I don't think you would like living in a world where things like this could be settled swiftly and decisively. Having a government where voluntary compliance is the expected norm and applying real force takes time and resources is a feature not a bug.

1 comments

Why should people and corporations voluntarily comply with stupid laws which limit freedom of expression? It would be better if everyone drags things out to the extent that those laws become unenforceable. In general, given that the EU itself is so fundamentally flawed, anything that undermines the power of EU bureaucrats and wastes their time is probably a net positive.
You just need to look at Twitter's downward slope towards the misinformation abyss to recognize the expected results of unmoderated expression. Bad actors take advantage of this freedom to drive up clicks with little regard for accuracy or nefarious side effects. If that only affects the platform, it requires no action from government: let Twitter circle the drain onto oblivion. If negative externalities affect society as a whole, intervention is required.
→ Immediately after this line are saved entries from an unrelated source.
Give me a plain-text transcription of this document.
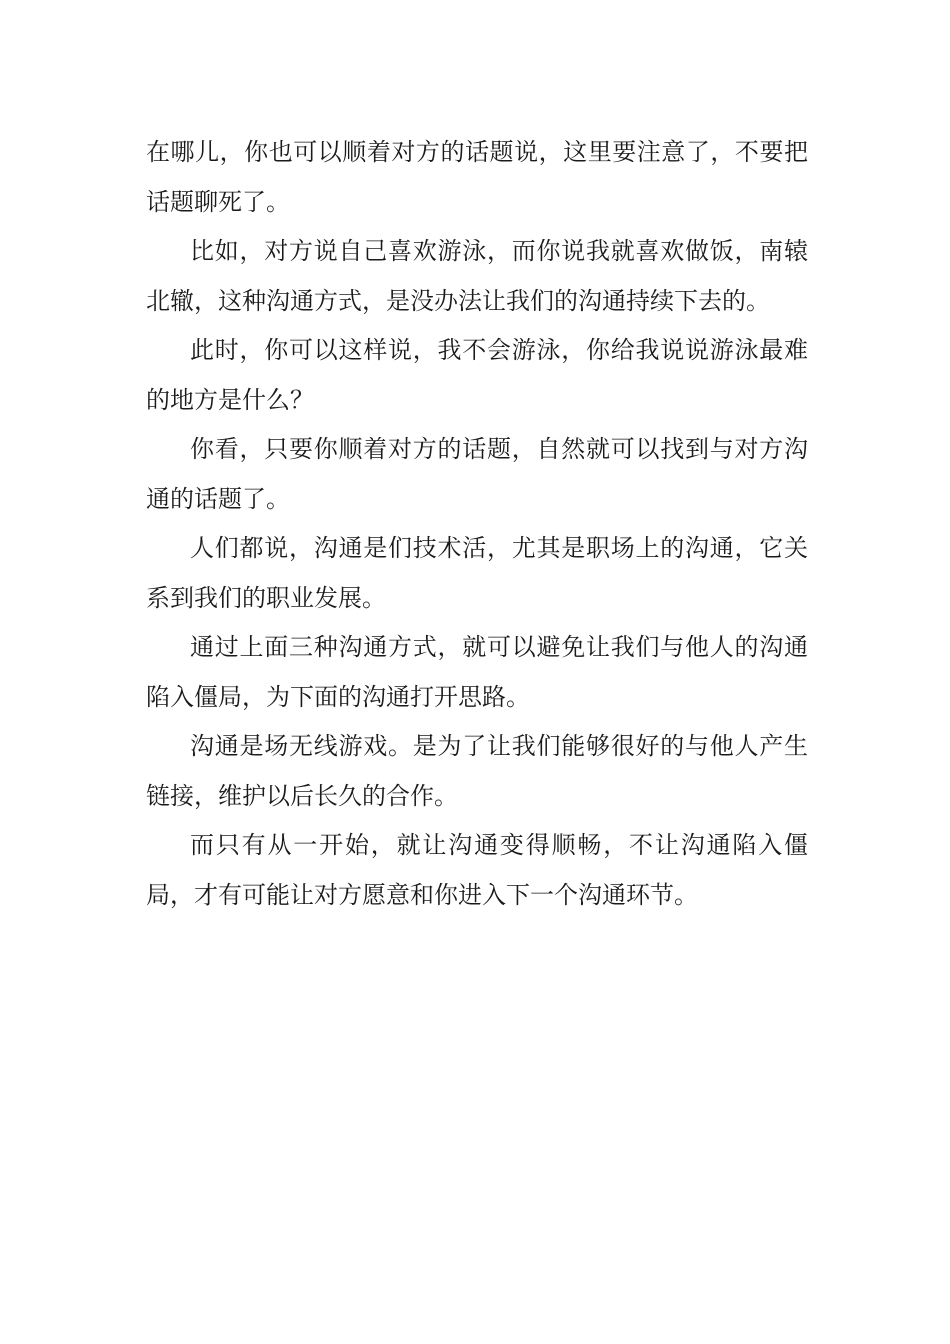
在哪儿，你也可以顺着对方的话题说，这里要注意了，不要把话题聊死了。

比如，对方说自己喜欢游泳，而你说我就喜欢做饭，南辕北辙，这种沟通方式，是没办法让我们的沟通持续下去的。

此时，你可以这样说，我不会游泳，你给我说说游泳最难的地方是什么？

你看，只要你顺着对方的话题，自然就可以找到与对方沟通的话题了。

人们都说，沟通是们技术活，尤其是职场上的沟通，它关系到我们的职业发展。

通过上面三种沟通方式，就可以避免让我们与他人的沟通陷入僵局，为下面的沟通打开思路。

沟通是场无线游戏。是为了让我们能够很好的与他人产生链接，维护以后长久的合作。

而只有从一开始，就让沟通变得顺畅，不让沟通陷入僵局，才有可能让对方愿意和你进入下一个沟通环节。
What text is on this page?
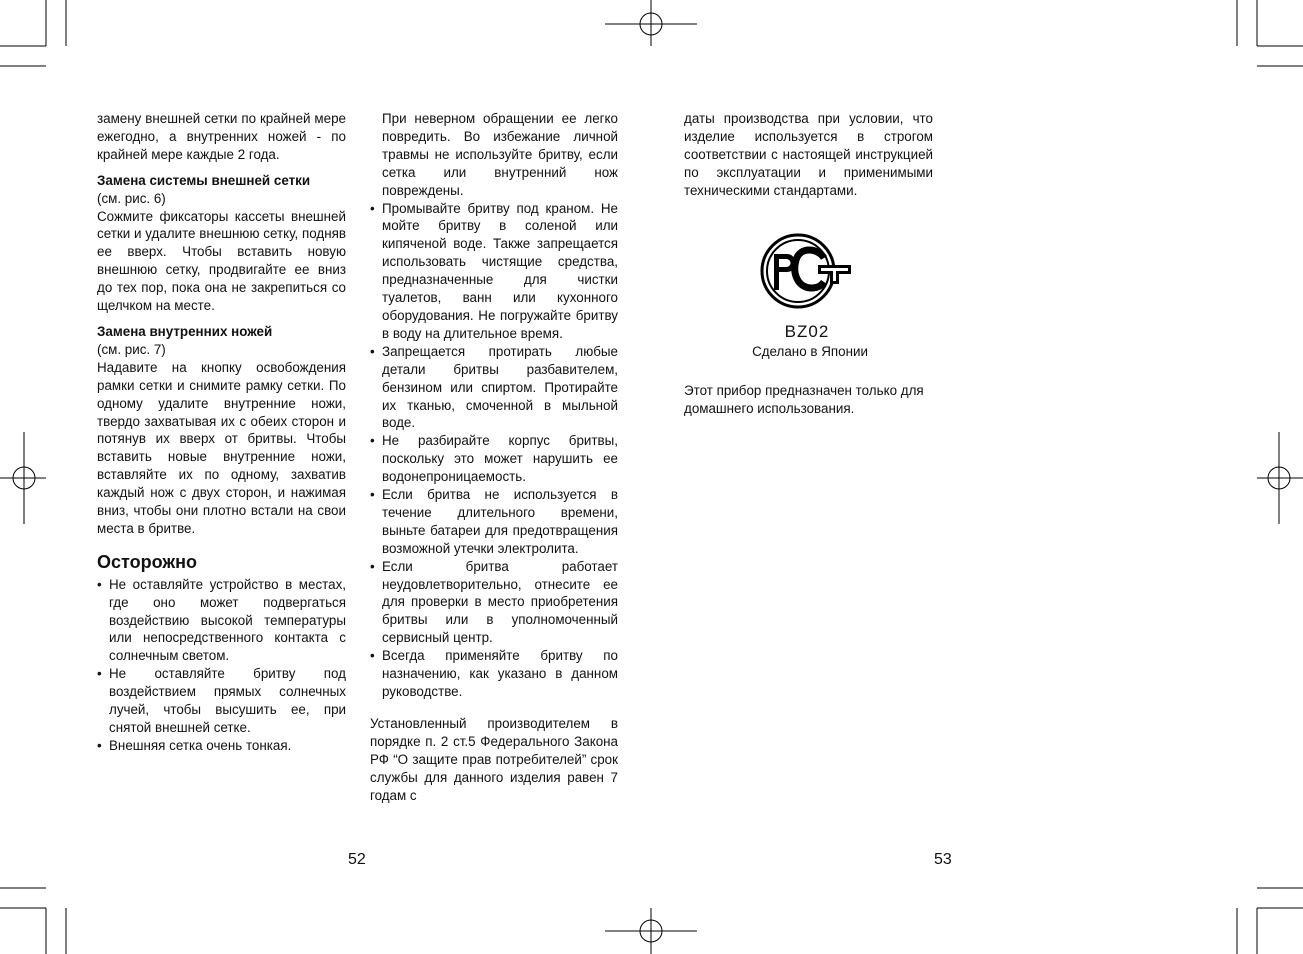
замену внешней сетки по крайней мере ежегодно, а внутренних ножей - по крайней мере каждые 2 года.

Замена системы внешней сетки

(см. рис. 6)

Сожмите фиксаторы кассеты внешней сетки и удалите внешнюю сетку, подняв ее вверх. Чтобы вставить новую внешнюю сетку, продвигайте ее вниз до тех пор, пока она не закрепиться со щелчком на месте.

Замена внутренних ножей

(см. рис. 7)

Надавите на кнопку освобождения рамки сетки и снимите рамку сетки. По одному удалите внутренние ножи, твердо захватывая их с обеих сторон и потянув их вверх от бритвы. Чтобы вставить новые внутренние ножи, вставляйте их по одному, захватив каждый нож с двух сторон, и нажимая вниз, чтобы они плотно встали на свои места в бритве.

Осторожно
• Не оставляйте устройство в местах, где оно может подвергаться воздействию высокой температуры или непосредственного контакта с солнечным светом.
• Не оставляйте бритву под воздействием прямых солнечных лучей, чтобы высушить ее, при снятой внешней сетке.
• Внешняя сетка очень тонкая.

При неверном обращении ее легко повредить. Во избежание личной травмы не используйте бритву, если сетка или внутренний нож повреждены.

• Промывайте бритву под краном. Не мойте бритву в соленой или кипяченой воде. Также запрещается использовать чистящие средства, предназначенные для чистки туалетов, ванн или кухонного оборудования. Не погружайте бритву в воду на длительное время.
• Запрещается протирать любые детали бритвы разбавителем, бензином или спиртом. Протирайте их тканью, смоченной в мыльной воде.
• Не разбирайте корпус бритвы, поскольку это может нарушить ее водонепроницаемость.
• Если бритва не используется в течение длительного времени, выньте батареи для предотвращения возможной утечки электролита.
• Если бритва работает неудовлетворительно, отнесите ее для проверки в место приобретения бритвы или в уполномоченный сервисный центр.
• Всегда применяйте бритву по назначению, как указано в данном руководстве.

Установленный производителем в порядке п. 2 ст.5 Федерального Закона РФ “О защите прав потребителей” срок службы для данного изделия равен 7 годам с

52

даты производства при условии, что изделие используется в строгом соответствии с настоящей инструкцией по эксплуатации и применимыми техническими стандартами.

BZ02
Сделано в Японии

Этот прибор предназначен только для домашнего использования.

53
In short: freedom of expression isn't an absolute right. The EU is correct, blatantly false posts should be suppressed. Twitter should have a moderation team, twitter MUST have someone answer take-down requests.

Nah, I don't need to look at anything. I see little or no misinformation in my feed. If you see a lot then you're probably using it wrong.

Freedom of expression isn't absolute, but should be close to it. The EU (or constituent national governments) should adopt the US Constitution's Bill of Rights. We have an existence proof that it works better than whatever unprincipled, haphazard policies they happen to pursue.

> We have an existence proof that it works better than whatever unprincipled, haphazard policies they happen to pursue.

Do we have such an existence proof?

https://www.nbcnews.com/meet-the-press/meetthepressblog/almo...

https://www.kff.org/coronavirus-covid-19/press-release/covid...

https://www.pbs.org/newshour/politics/tucker-carlsons-scorn-...

You have just provided links. That is not an argument.
Neither is the naked assertion "We have an existence proof." Especially in the context of a 250-year-old country stacked up against thousands-of-years-old countries.
> Nah, I don't need to look at anything.

This is not indicative of an open and inquisitive mentality.

> I see little or no misinformation in my feed. If you see a lot then you're probably using it wrong.

Another possibility is that you are experiencing confirmation bias.

However, I'll bite. What is the correct way to use twitter?

I don't need to look at anything because I already see my feed every day. There's no confirmation bias involved.

The correct way to use X is to follow high-quality accounts and like their posts. Mute or block low-quality accounts (including those reposted by accounts you do follow). Never read the replies as they are almost entirely junk.